The Portland Group, a subsidiary of STMicroelectronics, has announced the general availability of PGI Visual Fortran Release 9.0 for Windows workstations, servers and clusters.
PVF 9.0 is the first general release to include support for the building, launching and debugging of Microsoft MPI (MSMPI) Fortran applications from within the Microsoft Visual Studio integrated development environment.
“PVF 9.0 is a big step forward in ease-of-use for HPC Fortran programmers porting applications to or developing applications for Windows workstations, servers and clusters,” said Douglas Miles, director of Portland Group, in a statement. “For Windows Fortran users looking to leverage the power of Windows HPC Server 2008 clusters, the ability to cover all aspects of Message Passing Interface [MPI] and parallel Fortran application development from within the Microsoft Visual Studio IDE can simplify their work considerably.”

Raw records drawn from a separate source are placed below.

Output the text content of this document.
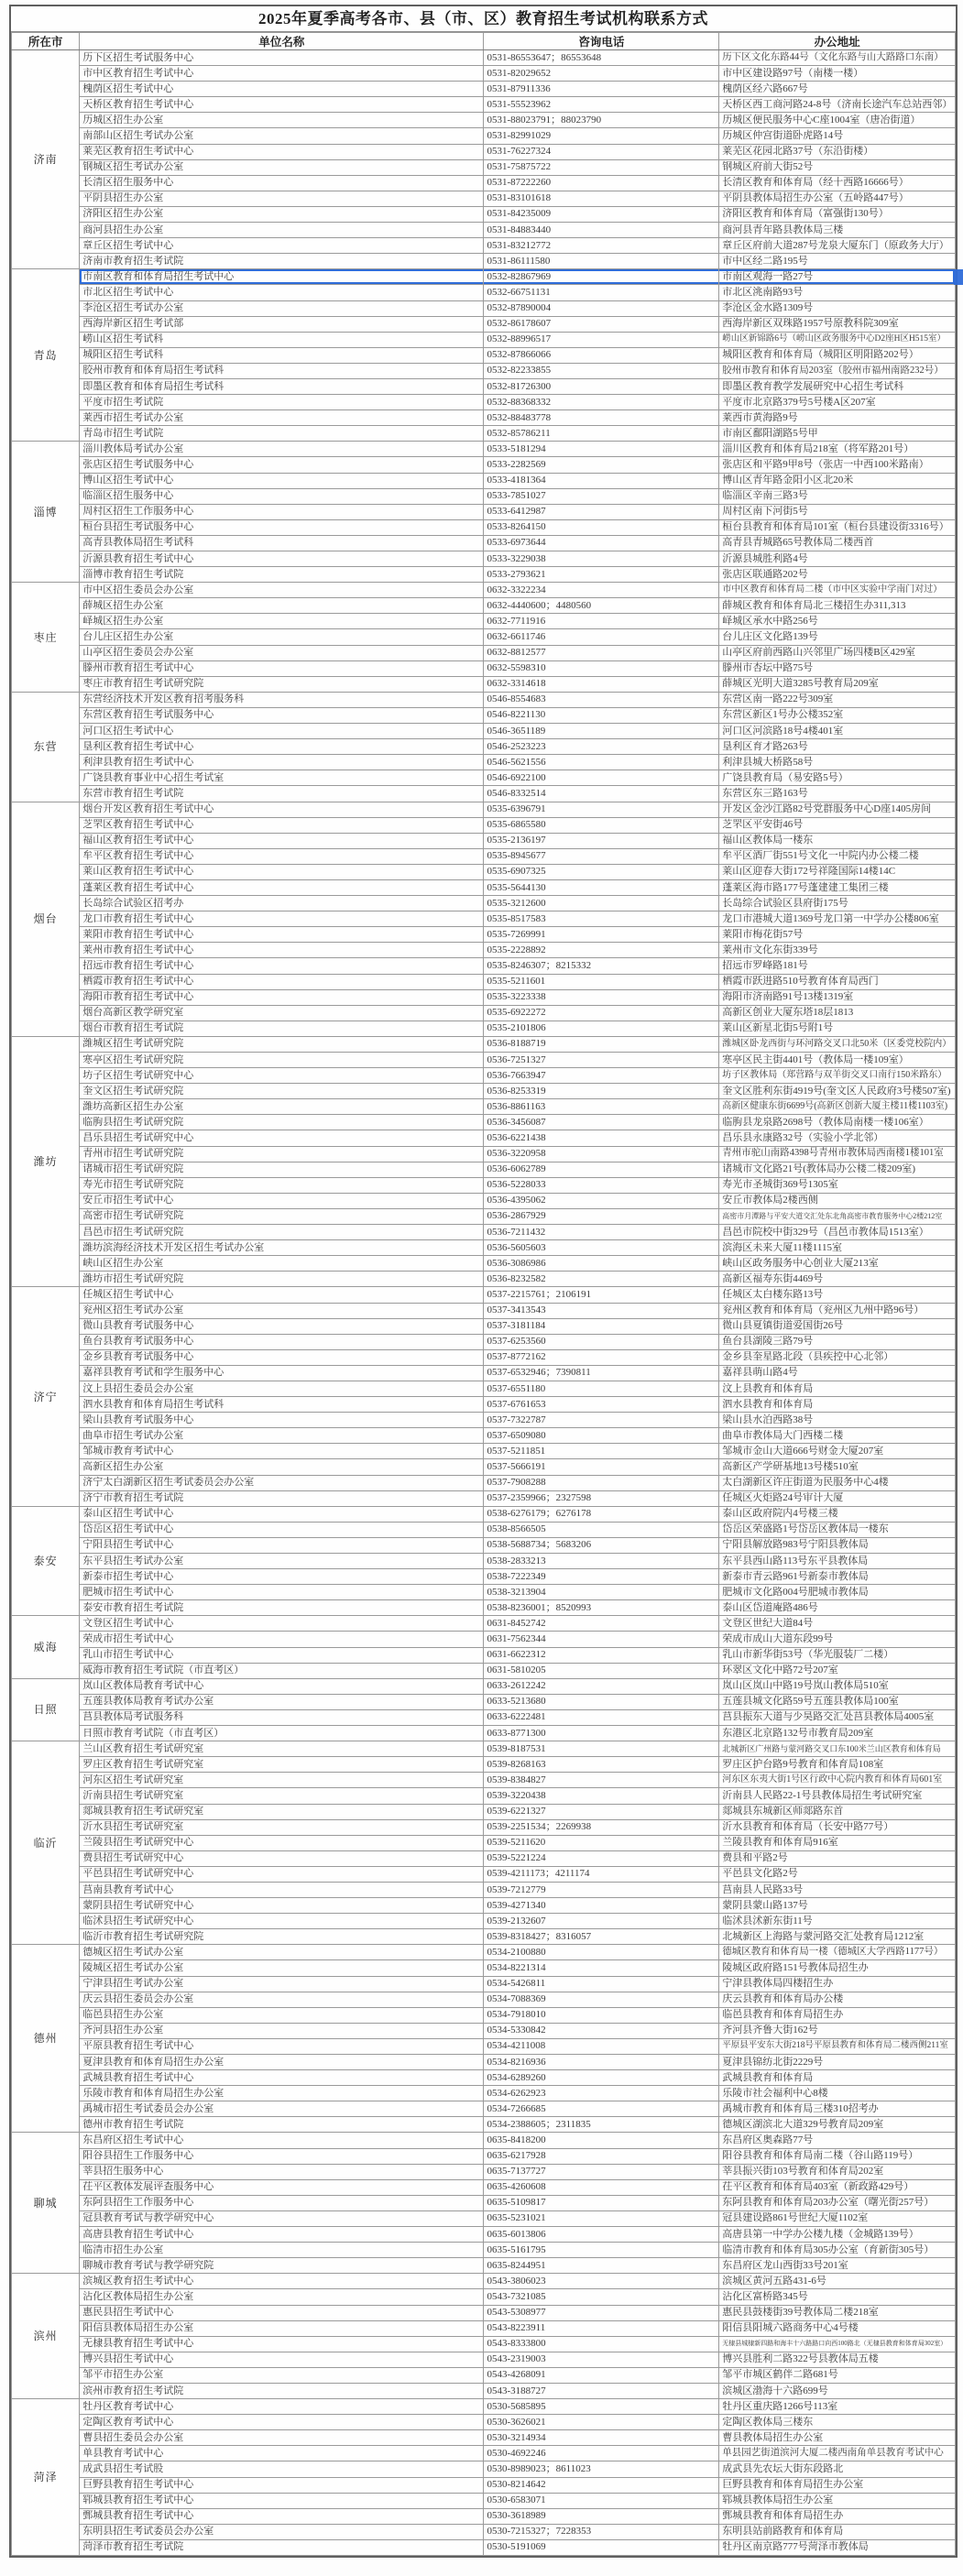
2025年夏季高考各市、县（市、区）教育招生考试机构联系方式
所在市	单位名称	咨询电话	办公地址
济南	历下区招生考试服务中心	0531-86553647；86553648	历下区文化东路44号（文化东路与山大路路口东南）
	市中区教育招生考试中心	0531-82029652	市中区建设路97号（南楼一楼）
	槐荫区招生考试中心	0531-87911336	槐荫区经六路667号
	天桥区教育招生考试中心	0531-55523962	天桥区西工商河路24-8号（济南长途汽车总站西邻）
	历城区招生办公室	0531-88023791；88023790	历城区便民服务中心C座1004室（唐冶街道）
	南部山区招生考试办公室	0531-82991029	历城区仲宫街道卧虎路14号
	莱芜区教育招生考试中心	0531-76227324	莱芜区花园北路37号（东沿街楼）
	钢城区招生考试办公室	0531-75875722	钢城区府前大街52号
	长清区招生服务中心	0531-87222260	长清区教育和体育局（经十西路16666号）
	平阴县招生办公室	0531-83101618	平阴县教体局招生办公室（五岭路447号）
	济阳区招生办公室	0531-84235009	济阳区教育和体育局（富强街130号）
	商河县招生办公室	0531-84883440	商河县青年路县教体局三楼
	章丘区招生考试中心	0531-83212772	章丘区府前大道287号龙泉大厦东门（原政务大厅）
	济南市教育招生考试院	0531-86111580	市中区经二路195号
青岛	市南区教育和体育局招生考试中心	0532-82867969	市南区观海一路27号
	市北区招生考试中心	0532-66751131	市北区洮南路93号
	李沧区招生考试办公室	0532-87890004	李沧区金水路1309号
	西海岸新区招生考试部	0532-86178607	西海岸新区双珠路1957号原教科院309室
	崂山区招生考试科	0532-88996517	崂山区新锦路6号（崂山区政务服务中心D2座H区H515室）
	城阳区招生考试科	0532-87866066	城阳区教育和体育局（城阳区明阳路202号）
	胶州市教育和体育局招生考试科	0532-82233855	胶州市教育和体育局203室（胶州市福州南路232号）
	即墨区教育和体育局招生考试科	0532-81726300	即墨区教育教学发展研究中心招生考试科
	平度市招生考试院	0532-88368332	平度市北京路379号5号楼A区207室
	莱西市招生考试办公室	0532-88483778	莱西市黄海路9号
	青岛市招生考试院	0532-85786211	市南区鄱阳湖路5号甲
淄博	淄川教体局考试办公室	0533-5181294	淄川区教育和体育局218室（将军路201号）
	张店区招生考试服务中心	0533-2282569	张店区和平路9甲8号（张店一中西100米路南）
	博山区招生考试中心	0533-4181364	博山区青年路金阳小区北20米
	临淄区招生服务中心	0533-7851027	临淄区辛南三路3号
	周村区招生工作服务中心	0533-6412987	周村区南下河街5号
	桓台县招生考试服务中心	0533-8264150	桓台县教育和体育局101室（桓台县建设街3316号）
	高青县教体局招生考试科	0533-6973644	高青县青城路65号教体局二楼西首
	沂源县教育招生考试中心	0533-3229038	沂源县城胜利路4号
	淄博市教育招生考试院	0533-2793621	张店区联通路202号
枣庄	市中区招生委员会办公室	0632-3322234	市中区教育和体育局二楼（市中区实验中学南门对过）
	薛城区招生办公室	0632-4440600；4480560	薛城区教育和体育局北三楼招生办311,313
	峄城区招生办公室	0632-7711916	峄城区承水中路256号
	台儿庄区招生办公室	0632-6611746	台儿庄区文化路139号
	山亭区招生委员会办公室	0632-8812577	山亭区府前西路山兴邻里广场四楼B区429室
	滕州市教育招生考试中心	0632-5598310	滕州市杏坛中路75号
	枣庄市教育招生考试研究院	0632-3314618	薛城区光明大道3285号教育局209室
东营	东营经济技术开发区教育招考服务科	0546-8554683	东营区南一路222号309室
	东营区教育招生考试服务中心	0546-8221130	东营区新区1号办公楼352室
	河口区招生考试中心	0546-3651189	河口区河滨路18号4楼401室
	垦利区教育招生考试中心	0546-2523223	垦利区育才路263号
	利津县教育招生考试中心	0546-5621556	利津县城大桥路58号
	广饶县教育事业中心招生考试室	0546-6922100	广饶县教育局（易安路5号）
	东营市教育招生考试院	0546-8332514	东营区东三路163号
烟台	烟台开发区教育招生考试中心	0535-6396791	开发区金沙江路82号党群服务中心D座1405房间
	芝罘区教育招生考试中心	0535-6865580	芝罘区平安街46号
	福山区教育招生考试中心	0535-2136197	福山区教体局一楼东
	牟平区教育招生考试中心	0535-8945677	牟平区酒厂街551号文化一中院内办公楼二楼
	莱山区教育招生考试中心	0535-6907325	莱山区迎春大街172号祥隆国际14楼14C
	蓬莱区教育招生考试中心	0535-5644130	蓬莱区海市路177号蓬建建工集团三楼
	长岛综合试验区招考办	0535-3212600	长岛综合试验区县府街175号
	龙口市教育招生考试中心	0535-8517583	龙口市港城大道1369号龙口第一中学办公楼806室
	莱阳市教育招生考试中心	0535-7269991	莱阳市梅花街57号
	莱州市教育招生考试中心	0535-2228892	莱州市文化东街339号
	招远市教育招生考试中心	0535-8246307；8215332	招远市罗峰路181号
	栖霞市教育招生考试中心	0535-5211601	栖霞市跃进路510号教育体育局西门
	海阳市教育招生考试中心	0535-3223338	海阳市济南路91号13楼1319室
	烟台高新区教学研究室	0535-6922272	高新区创业大厦东塔18层1813
	烟台市教育招生考试院	0535-2101806	莱山区新星北街5号附1号
潍坊	潍城区招生考试研究院	0536-8188719	潍城区卧龙西街与环河路交叉口北50米（区委党校院内）
	寒亭区招生考试研究院	0536-7251327	寒亭区民主街4401号（教体局一楼109室）
	坊子区招生考试研究中心	0536-7663947	坊子区教体局（郑营路与双羊街交叉口南行150米路东）
	奎文区招生考试研究院	0536-8253319	奎文区胜利东街4919号(奎文区人民政府3号楼507室)
	潍坊高新区招生办公室	0536-8861163	高新区健康东街6699号(高新区创新大厦主楼11楼1103室)
	临朐县招生考试研究院	0536-3456087	临朐县龙泉路2698号（教体局南楼一楼106室）
	昌乐县招生考试研究中心	0536-6221438	昌乐县永康路32号（实验小学北邻）
	青州市招生考试研究院	0536-3220958	青州市驼山南路4398号青州市教体局西南楼1楼101室
	诸城市招生考试研究院	0536-6062789	诸城市文化路21号(教体局办公楼二楼209室)
	寿光市招生考试研究院	0536-5228033	寿光市圣城街369号1305室
	安丘市招生考试中心	0536-4395062	安丘市教体局2楼西侧
	高密市招生考试研究院	0536-2867929	高密市月潭路与平安大道交汇处东北角高密市教育服务中心2楼212室
	昌邑市招生考试研究院	0536-7211432	昌邑市院校中街329号（昌邑市教体局1513室）
	潍坊滨海经济技术开发区招生考试办公室	0536-5605603	滨海区未来大厦11楼1115室
	峡山区招生办公室	0536-3086986	峡山区政务服务中心创业大厦213室
	潍坊市招生考试研究院	0536-8232582	高新区福寿东街4469号
济宁	任城区招生考试中心	0537-2215761；2106191	任城区太白楼东路13号
	兖州区招生考试办公室	0537-3413543	兖州区教育和体育局（兖州区九州中路96号）
	微山县教育考试服务中心	0537-3181184	微山县夏镇街道爱国街26号
	鱼台县教育考试服务中心	0537-6253560	鱼台县湖陵三路79号
	金乡县教育考试服务中心	0537-8772162	金乡县奎星路北段（县疾控中心北邻）
	嘉祥县教育考试和学生服务中心	0537-6532946；7390811	嘉祥县萌山路4号
	汶上县招生委员会办公室	0537-6551180	汶上县教育和体育局
	泗水县教育和体育局招生考试科	0537-6761653	泗水县教育和体育局
	梁山县教育考试服务中心	0537-7322787	梁山县水泊西路38号
	曲阜市招生考试办公室	0537-6509080	曲阜市教体局大门西楼二楼
	邹城市教育考试中心	0537-5211851	邹城市金山大道666号财金大厦207室
	高新区招生办公室	0537-5666191	高新区产学研基地13号楼510室
	济宁太白湖新区招生考试委员会办公室	0537-7908288	太白湖新区许庄街道为民服务中心4楼
	济宁市教育招生考试院	0537-2359966；2327598	任城区火炬路24号审计大厦
泰安	泰山区招生考试中心	0538-6276179；6276178	泰山区政府院内4号楼三楼
	岱岳区招生考试中心	0538-8566505	岱岳区荣盛路1号岱岳区教体局一楼东
	宁阳县招生考试中心	0538-5688734；5683206	宁阳县解放路983号宁阳县教体局
	东平县招生考试办公室	0538-2833213	东平县西山路113号东平县教体局
	新泰市招生考试中心	0538-7222349	新泰市青云路961号新泰市教体局
	肥城市招生考试中心	0538-3213904	肥城市文化路004号肥城市教体局
	泰安市教育招生考试院	0538-8236001；8520993	泰山区岱道庵路486号
威海	文登区招生考试中心	0631-8452742	文登区世纪大道84号
	荣成市招生考试中心	0631-7562344	荣成市成山大道东段99号
	乳山市招生考试中心	0631-6622312	乳山市新华街53号（华光服装厂二楼）
	威海市教育招生考试院（市直考区）	0631-5810205	环翠区文化中路72号207室
日照	岚山区教体局教育考试中心	0633-2612242	岚山区岚山中路19号岚山教体局510室
	五莲县教体局教育考试办公室	0633-5213680	五莲县城文化路59号五莲县教体局100室
	莒县教体局考试服务科	0633-6222481	莒县振东大道与少昊路交汇处莒县教体局4005室
	日照市教育考试院（市直考区）	0633-8771300	东港区北京路132号市教育局209室
临沂	兰山区教育招生考试研究室	0539-8187531	北城新区广州路与蒙河路交叉口东100米兰山区教育和体育局
	罗庄区教育招生考试研究室	0539-8268163	罗庄区护台路9号教育和体育局108室
	河东区招生考试研究室	0539-8384827	河东区东夷大街1号区行政中心院内教育和体育局601室
	沂南县招生考试研究室	0539-3220438	沂南县人民路22-1号县教体局招生考试研究室
	郯城县教育招生考试研究室	0539-6221327	郯城县东城新区师郯路东首
	沂水县招生考试研究室	0539-2251534；2269938	沂水县教育和体育局（长安中路77号）
	兰陵县招生考试研究中心	0539-5211620	兰陵县教育和体育局916室
	费县招生考试研究中心	0539-5221224	费县和平路2号
	平邑县招生考试研究中心	0539-4211173；4211174	平邑县文化路2号
	莒南县教育考试中心	0539-7212779	莒南县人民路33号
	蒙阴县招生考试研究中心	0539-4271340	蒙阴县蒙山路137号
	临沭县招生考试研究中心	0539-2132607	临沭县沭新东街11号
	临沂市教育招生考试研究院	0539-8318427；8316057	北城新区上海路与蒙河路交汇处教育局1212室
德州	德城区招生考试办公室	0534-2100880	德城区教育和体育局一楼（德城区大学西路1177号）
	陵城区招生考试办公室	0534-8221314	陵城区政府路151号教体局招生办
	宁津县招生考试办公室	0534-5426811	宁津县教体局四楼招生办
	庆云县招生委员会办公室	0534-7088369	庆云县教育和体育局办公楼
	临邑县招生办公室	0534-7918010	临邑县教育和体育局招生办
	齐河县招生办公室	0534-5330842	齐河县齐鲁大街162号
	平原县教育招生考试中心	0534-4211008	平原县平安东大街218号平原县教育和体育局二楼西侧211室
	夏津县教育和体育局招生办公室	0534-8216936	夏津县锦纺北街2229号
	武城县教育招生考试中心	0534-6289260	武城县教育和体育局
	乐陵市教育和体育局招生办公室	0534-6262923	乐陵市社会福利中心8楼
	禹城市招生考试委员会办公室	0534-7266685	禹城市教育和体育局三楼310招考办
	德州市教育招生考试院	0534-2388605；2311835	德城区湖滨北大道329号教育局209室
聊城	东昌府区招生考试中心	0635-8418200	东昌府区奥森路77号
	阳谷县招生工作服务中心	0635-6217928	阳谷县教育和体育局南二楼（谷山路119号）
	莘县招生服务中心	0635-7137727	莘县振兴街103号教育和体育局202室
	茌平区教体发展评查服务中心	0635-4260608	茌平区教育和体育局403室（新政路429号）
	东阿县招生工作服务中心	0635-5109817	东阿县教育和体育局203办公室（曙光街257号）
	冠县教育考试与教学研究中心	0635-5231021	冠县建设路861号世纪大厦1102室
	高唐县教育招生考试中心	0635-6013806	高唐县第一中学办公楼九楼（金城路139号）
	临清市招生办公室	0635-5161795	临清市教育和体育局305办公室（育新街305号）
	聊城市教育考试与教学研究院	0635-8244951	东昌府区龙山西街33号201室
滨州	滨城区教育招生考试中心	0543-3806023	滨城区黄河五路431-6号
	沾化区教体局招生办公室	0543-7321085	沾化区富桥路345号
	惠民县招生考试中心	0543-5308977	惠民县鼓楼街39号教体局二楼218室
	阳信县教体局招生办公室	0543-8223911	阳信县阳城六路商务中心4号楼
	无棣县教育招生考试中心	0543-8333800	无棣县城棣新四路和海丰十六路路口向西100路北（无棣县教育和体育局302室）
	博兴县招生考试中心	0543-2319003	博兴县胜利二路322号县教体局五楼
	邹平市招生办公室	0543-4268091	邹平市城区鹤伴二路681号
	滨州市教育招生考试院	0543-3188727	滨城区渤海十六路699号
菏泽	牡丹区教育考试中心	0530-5685895	牡丹区重庆路1266号113室
	定陶区教育考试中心	0530-3626021	定陶区教体局三楼东
	曹县招生委员会办公室	0530-3214934	曹县教体局招生办公室
	单县教育考试中心	0530-4692246	单县园艺街道滨河大厦二楼西南角单县教育考试中心
	成武县招生考试股	0530-8989023；8611023	成武县先农坛大街东段路北
	巨野县教育招生考试中心	0530-8214642	巨野县教育和体育局招生办公室
	郓城县教育招生考试中心	0530-6583071	郓城县教体局招生办公室
	鄄城县教育招生考试中心	0530-3618989	鄄城县教育和体育局招生办
	东明县招生考试委员会办公室	0530-7215327；7228353	东明县站前路教育和体育局
	菏泽市教育招生考试院	0530-5191069	牡丹区南京路777号菏泽市教体局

PVF augments the Visual Studio debugger by adding a Fortran language-specific custom debug engine, Portland Group officials said. The PVF debug engine supports debugging of single- and multi-thread, OpenMP, multi-thread MSMPI and hybrid MSMPI+OpenMP Fortran applications, the company said.
The software enables debugging of 64-bit or 32-bit applications using source code or assembly code, and provides full access to the registers and hardware state of the processors. Other new multiprocess MSMPI capabilities in PVF 9.0 include Visual Studio property pages for configuring compile-time options, launching applications either locally on a workstation or on a distributed-memory Windows HPC Server 2008 cluster system, and debugging of programs running either locally or on a cluster, the company said.
PGI Visual Fortran is compatible with both the current version of Visual Studio, Visual Studio 2008, and the previous version, Visual Studio 2005, Portland Group officials said.
“The majority of HPC applications are still written in Fortran and parallelized using MPI and OpenMP,” said Vince Mendillo, director of technical computing marketing at Microsoft, in a statement. “By including MSMPI job launch and debugging support within PGI Visual Fortran, PGI has further enhanced the Windows HPC Server 2008 ecosystem and simplified porting of HPC applications to Windows clusters.”
Additional new features in PVF 9.0 include support for Intel Core i7 (Nehalem) and six-core AMD Opteron (Istanbul) processors, several incremental Fortran 2003 features, improvements in serial debugging and disassembly speed, and completely updated documentation and online help.
PGI Release 9.0 is the first general release to include support for the high-level PGI Accelerator programming model on x64 processor-based Linux systems incorporating NVIDIA CUDA-enabled GPUs, Portland group officials said. Announced last month, the PGI Release 9.0 line of high-performance parallelizing compilers and development tools for Linux, Mac OS X and Windows is now available.